Looking only at the median is misleading — these four percentiles describe the full debt distribution for borrowers at Washington College.
| Percentile | Cumulative Federal Debt |
|---|---|
| 10th percentile (lowest-debt students) | $5,500 |
| 25th percentile | $10,750 |
| 75th percentile | $24,250 |
| 90th percentile (highest-debt students) | $27,000 |
The spread between the lowest- and highest-debt deciles summarizes how variable outcomes are at Washington College.
PLUS loans — taken out by parents or graduate students — add to the total cost of attendance financed by debt at Washington College.
| Group | Borrowers | Median debt incl. PLUS |
|---|---|---|
| All borrowers | 176 | $49,309 |
| Completed (graduates) | 124 | $54,726 |
| Did not complete | 52 | $26,921 |
Completers face an estimated standard 10-year monthly payment on their PLUS-inclusive debt of roughly $650.75/mo.
These figures turn the debt totals into a monthly repayment picture for Washington College.
A loan default — failing to keep up with federal student-loan payments — is one of the worst financial outcomes a borrower can face. The official Department of Education two-year default rate for Washington College appears below.
| Metric | Value |
|---|---|
| 2-year cohort default rate | 2.2% |
| Borrowers in the cohort | 225 |
The cohort default rate tracks borrowers who entered repayment in a given year and defaulted within the two-year measurement window.
Borrowing varies by family income, by first-generation status, and by dependency status.
By Family Income
| Income tier | Median federal debt |
|---|---|
| Low income | $20,500 |
| Middle income | $19,500 |
| High income | $21,425 |
By First-Generation Status
| Cohort | Median federal debt |
|---|---|
| First-generation students | $19,500 |
| Continuing-generation students | $21,750 |
These pre-calculated indicators summarize the borrowing gaps between cohorts at Washington College.

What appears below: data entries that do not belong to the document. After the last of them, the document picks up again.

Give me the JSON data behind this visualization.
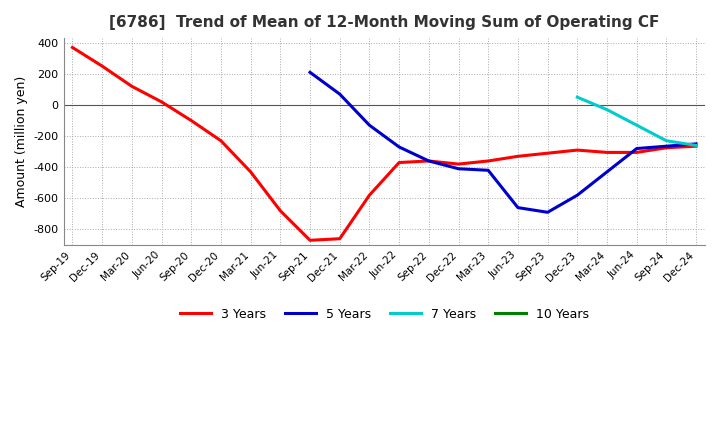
{
  "title": "[6786]  Trend of Mean of 12-Month Moving Sum of Operating CF",
  "ylabel": "Amount (million yen)",
  "ylim": [
    -900,
    430
  ],
  "yticks": [
    400,
    200,
    0,
    -200,
    -400,
    -600,
    -800
  ],
  "background_color": "#ffffff",
  "grid_color": "#aaaaaa",
  "legend": [
    "3 Years",
    "5 Years",
    "7 Years",
    "10 Years"
  ],
  "legend_colors": [
    "#ff0000",
    "#0000cd",
    "#00cccc",
    "#008000"
  ],
  "x_labels": [
    "Sep-19",
    "Dec-19",
    "Mar-20",
    "Jun-20",
    "Sep-20",
    "Dec-20",
    "Mar-21",
    "Jun-21",
    "Sep-21",
    "Dec-21",
    "Mar-22",
    "Jun-22",
    "Sep-22",
    "Dec-22",
    "Mar-23",
    "Jun-23",
    "Sep-23",
    "Dec-23",
    "Mar-24",
    "Jun-24",
    "Sep-24",
    "Dec-24"
  ],
  "series_3y": [
    370,
    250,
    120,
    20,
    -100,
    -230,
    -430,
    -680,
    -870,
    -860,
    -580,
    -370,
    -360,
    -380,
    -360,
    -330,
    -310,
    -290,
    -305,
    -305,
    -275,
    -265
  ],
  "series_5y": [
    null,
    null,
    null,
    null,
    null,
    null,
    null,
    null,
    210,
    70,
    -130,
    -270,
    -360,
    -410,
    -420,
    -660,
    -690,
    -580,
    -430,
    -280,
    -265,
    -250
  ],
  "series_7y": [
    null,
    null,
    null,
    null,
    null,
    null,
    null,
    null,
    null,
    null,
    null,
    null,
    null,
    null,
    null,
    null,
    null,
    50,
    -30,
    -130,
    -230,
    -260
  ],
  "series_10y": [
    null,
    null,
    null,
    null,
    null,
    null,
    null,
    null,
    null,
    null,
    null,
    null,
    null,
    null,
    null,
    null,
    null,
    null,
    null,
    null,
    null,
    null
  ]
}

Subsidized vs. Unsubsidized Loans
With an unsubsidized loan, interest starts adding up the day the loan is disbursed, including during school. Subsidized loans, by contrast, do not accrue interest while you are enrolled at least half-time, which makes them the less expensive option when you qualify.
Important to Remember
Unlike most other debt, federal student loans generally survive bankruptcy — and unpaid balances can lead to wage garnishment — so borrow only what you truly need.
References
More about our data sources and methodologies.